Standing in the Rain

Authors Notes: So I'm redoing this. I hope you enjoy it, and even more then that I hope that some of you are still watching me in the event that I did revive the story. I warn you though that this is not the same fic exactly, its going to be darker and a bit more serious.

Here there be monsters.

Disclaim: I own nothing.

Without Ceremony

In fairy tales there is always a big lead up to a final battle, to any action that will determine the outcome of a war. Before the climax we are forced to determine the differences between our hero and our villain, we are taught as children that in the universe, in there fairy tales that there is good and there is evil and that there are clear defining lines that are drawn between the two.

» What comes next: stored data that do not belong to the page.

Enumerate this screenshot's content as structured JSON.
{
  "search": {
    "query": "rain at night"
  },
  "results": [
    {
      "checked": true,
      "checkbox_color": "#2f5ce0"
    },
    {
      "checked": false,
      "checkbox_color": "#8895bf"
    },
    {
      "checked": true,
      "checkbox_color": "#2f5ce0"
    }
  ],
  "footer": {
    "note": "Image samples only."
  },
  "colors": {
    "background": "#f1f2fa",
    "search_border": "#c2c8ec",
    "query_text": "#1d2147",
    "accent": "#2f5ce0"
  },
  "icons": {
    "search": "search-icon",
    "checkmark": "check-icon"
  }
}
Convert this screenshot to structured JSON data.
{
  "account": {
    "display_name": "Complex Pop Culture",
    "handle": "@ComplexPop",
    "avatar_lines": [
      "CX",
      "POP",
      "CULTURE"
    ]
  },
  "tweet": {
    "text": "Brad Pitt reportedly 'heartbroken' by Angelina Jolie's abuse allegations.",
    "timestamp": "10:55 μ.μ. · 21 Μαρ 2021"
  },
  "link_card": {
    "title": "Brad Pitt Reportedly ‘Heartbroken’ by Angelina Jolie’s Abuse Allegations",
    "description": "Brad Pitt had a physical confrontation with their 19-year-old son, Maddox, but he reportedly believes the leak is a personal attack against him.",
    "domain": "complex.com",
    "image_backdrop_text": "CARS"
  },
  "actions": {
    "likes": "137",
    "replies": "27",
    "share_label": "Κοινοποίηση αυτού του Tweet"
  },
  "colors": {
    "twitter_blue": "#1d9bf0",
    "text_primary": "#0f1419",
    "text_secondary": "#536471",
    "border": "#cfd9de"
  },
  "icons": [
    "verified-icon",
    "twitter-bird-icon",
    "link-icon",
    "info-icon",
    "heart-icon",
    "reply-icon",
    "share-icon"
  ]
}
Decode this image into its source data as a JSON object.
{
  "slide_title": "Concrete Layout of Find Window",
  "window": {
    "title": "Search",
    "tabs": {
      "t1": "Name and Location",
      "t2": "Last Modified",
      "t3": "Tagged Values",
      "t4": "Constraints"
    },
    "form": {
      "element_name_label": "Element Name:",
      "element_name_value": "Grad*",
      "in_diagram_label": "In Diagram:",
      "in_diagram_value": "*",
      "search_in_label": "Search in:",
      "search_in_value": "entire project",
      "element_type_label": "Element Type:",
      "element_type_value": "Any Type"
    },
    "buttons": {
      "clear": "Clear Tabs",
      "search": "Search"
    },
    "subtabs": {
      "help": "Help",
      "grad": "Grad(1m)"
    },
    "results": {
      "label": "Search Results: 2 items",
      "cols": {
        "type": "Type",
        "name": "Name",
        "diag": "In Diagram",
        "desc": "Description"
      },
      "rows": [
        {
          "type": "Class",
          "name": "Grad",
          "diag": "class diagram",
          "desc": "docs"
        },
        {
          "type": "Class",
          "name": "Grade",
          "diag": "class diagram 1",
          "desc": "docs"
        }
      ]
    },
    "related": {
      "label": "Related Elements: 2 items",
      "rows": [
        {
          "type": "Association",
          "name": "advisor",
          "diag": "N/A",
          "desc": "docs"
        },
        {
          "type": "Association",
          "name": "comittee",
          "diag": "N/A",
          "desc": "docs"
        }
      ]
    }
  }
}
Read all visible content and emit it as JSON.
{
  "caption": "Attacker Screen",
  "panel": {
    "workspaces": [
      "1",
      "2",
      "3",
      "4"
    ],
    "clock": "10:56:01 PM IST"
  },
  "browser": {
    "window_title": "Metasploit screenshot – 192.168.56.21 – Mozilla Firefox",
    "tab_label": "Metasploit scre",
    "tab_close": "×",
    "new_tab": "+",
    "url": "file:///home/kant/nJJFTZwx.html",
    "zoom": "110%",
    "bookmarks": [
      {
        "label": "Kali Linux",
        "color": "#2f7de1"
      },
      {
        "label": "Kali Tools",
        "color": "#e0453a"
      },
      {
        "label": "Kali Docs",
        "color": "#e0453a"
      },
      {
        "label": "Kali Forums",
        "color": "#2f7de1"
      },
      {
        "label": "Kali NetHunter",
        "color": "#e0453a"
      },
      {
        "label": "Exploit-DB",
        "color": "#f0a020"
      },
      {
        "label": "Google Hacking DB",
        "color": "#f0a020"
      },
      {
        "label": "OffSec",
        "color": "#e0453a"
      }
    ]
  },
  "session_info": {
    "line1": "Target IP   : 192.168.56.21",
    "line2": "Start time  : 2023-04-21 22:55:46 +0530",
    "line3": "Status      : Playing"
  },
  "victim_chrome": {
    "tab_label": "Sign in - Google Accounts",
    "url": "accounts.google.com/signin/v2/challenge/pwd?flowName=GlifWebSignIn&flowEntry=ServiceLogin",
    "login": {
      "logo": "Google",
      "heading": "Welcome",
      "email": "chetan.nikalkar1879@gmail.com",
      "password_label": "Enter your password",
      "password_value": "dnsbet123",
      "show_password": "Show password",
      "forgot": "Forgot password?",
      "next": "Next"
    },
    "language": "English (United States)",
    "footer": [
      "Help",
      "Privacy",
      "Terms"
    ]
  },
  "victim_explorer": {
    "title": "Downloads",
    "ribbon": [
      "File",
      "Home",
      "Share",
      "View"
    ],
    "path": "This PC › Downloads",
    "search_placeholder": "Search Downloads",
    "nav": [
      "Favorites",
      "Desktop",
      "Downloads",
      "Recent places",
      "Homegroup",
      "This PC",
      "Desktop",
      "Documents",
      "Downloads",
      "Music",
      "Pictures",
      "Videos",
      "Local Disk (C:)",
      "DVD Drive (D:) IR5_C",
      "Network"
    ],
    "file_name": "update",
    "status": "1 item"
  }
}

But in the real world there are no lines, oh certainly there are the ones that we imagine there, right and wrong black and white, but in reality there are only the spaces between the shades of gray and the variations on the concepts that we were taught would stand up to anything. We are still fond of the anticipation, we fancy that there is a clear path that will arise from any action and that each step we take is inevitably going to lead to a specific end.

Wizards are just as guilty of this as Muggles, for all that they fancy themselves enlightened and more capable of thinking beyond the limits that they see Muggles as having created for themselves. They still draw lines, dark and light, magical and mundane, no idea of the full spectrum of the world that they have found themselves fortunate enough to belong to.

These lines that they draw between dark and light make it almost impossible to see where the true monsters lie, where we may take a glimpse at someone like Thomas Marvolo Riddle and see a monster, was there a clear moment in time where he became such? Was there a great amount of pomp and ceremony put into his ascension as a dark lord or was he born the monster we view him as?

On the other end of the spectrum there is Albus Dumbledore seen as the pinnacle of light, a shinning example of how a wizard should be. But is this the truth or simply a facade? We've all heard of his defeat of Grindlewald in the first war and seen how this seems to have accounted him a status above the rest of the world. Someone to be revered and held up as an example for the rest of us. But how much of this story is myth simply repeated for the sake of reinforcing our awe in the man?

Now remember this isn't a fairy tale and this is the real world which is why it shouldn't surprise you that without any fanfare Riddle was destroyed, and not by Dumbledore, the savior of the light, either. No, Riddle was defeated by a infant without any ceremony one Halloween night, an infant that Riddle had found himself unable to kill. An unknown neither light nor dark claimed as their own, and thus the future was changed.

And it should surprise you even less, given how imperfect the real world is, that this child, responsible for ridding the world of the largest threat at the moment was, with just as little ceremony, abandoned. First gifted upon Muggle relatives who would never understand what he was any more then they would tolerate it, which is to say not at all, and then cast aside by them, into a gutter careless over whether the infant lived or died.

And in a sense he did die, he was never going to be the same child that he had been on his way to becoming, instead something dark twined around his heart and something new was born.

In a gutter in the Muggle world, without any fanfare or ceremony the fate of the world in general, both Muggle and Magical, was completely altered never to be returned to what it was.